If $G= \mathbb{Z}/10\mathbb{Z}$ and $H= 2\mathbb{Z}/10\mathbb{Z}$, then the quotient group $G/H$ is isomorphic to ...

Question

Let $G= \mathbb{Z}/10\mathbb{Z}$. Let $H= 2\mathbb{Z}/10\mathbb{Z}$. Then, the quotient group $G/H$ is isomorphic to ...

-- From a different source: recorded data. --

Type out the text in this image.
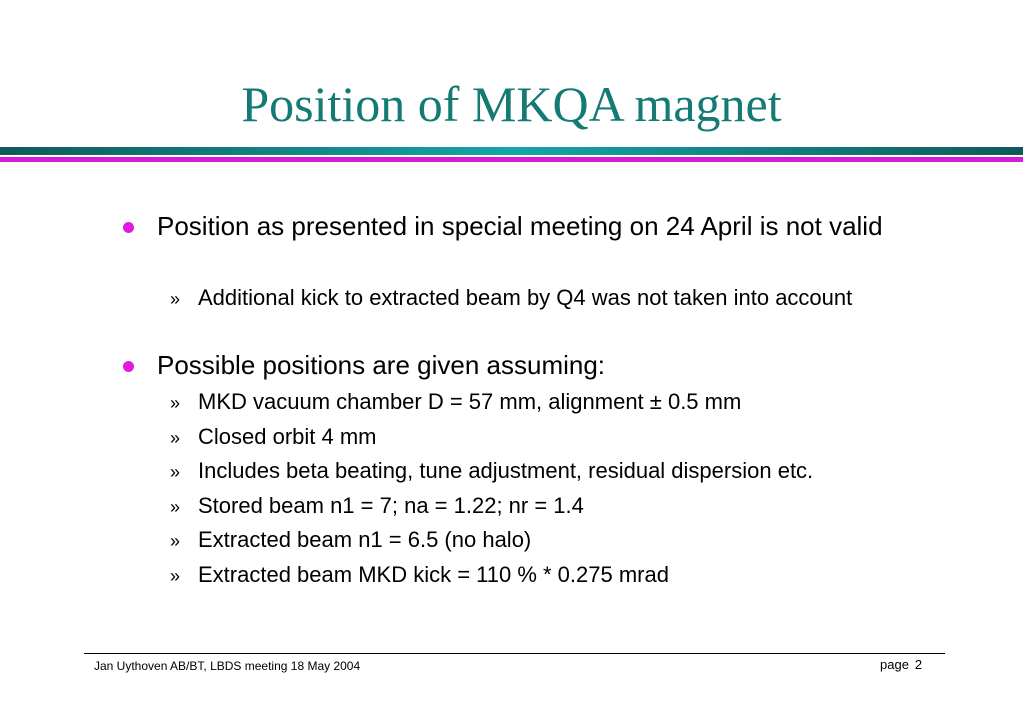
Position of MKQA magnet
Position as presented in special meeting on 24 April is not valid
» Additional kick to extracted beam by Q4 was not taken into account
Possible positions are given assuming:
» MKD vacuum chamber D = 57 mm, alignment ± 0.5 mm
» Closed orbit 4 mm
» Includes beta beating, tune adjustment, residual dispersion etc.
» Stored beam n1 = 7; na = 1.22; nr = 1.4
» Extracted beam n1 = 6.5 (no halo)
» Extracted beam MKD kick = 110 % * 0.275 mrad
Jan Uythoven AB/BT, LBDS meeting 18 May 2004	page 2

1. $\mathbb{Z}/10\mathbb{Z}$
2. $\mathbb{Z}/5\mathbb{Z}$
3. $\mathbb{Z}/2\mathbb{Z}$
4. None of the above

I solved out 3rd option to be the correct answer. Do correct me if I am wrong.

Answer 1

Some points:

• groups $2\mathbb{Z}$ and $10\mathbb{Z}$ are both abelian and of course $10\mathbb{Z}\leq2\mathbb{Z}$. So the group $H$ is defined. We see that $$H=\{\bar0+10\mathbb{Z}, \bar2+10\mathbb{Z},\bar4+10\mathbb{Z},\bar6+10\mathbb{Z},\bar8+10\mathbb{Z}\}\cong\mathbb{Z}_5$$
• With a similar way, you can find $G/H=\dfrac{\mathbb{Z_{10}}}{\mathbb{Z_5}}$.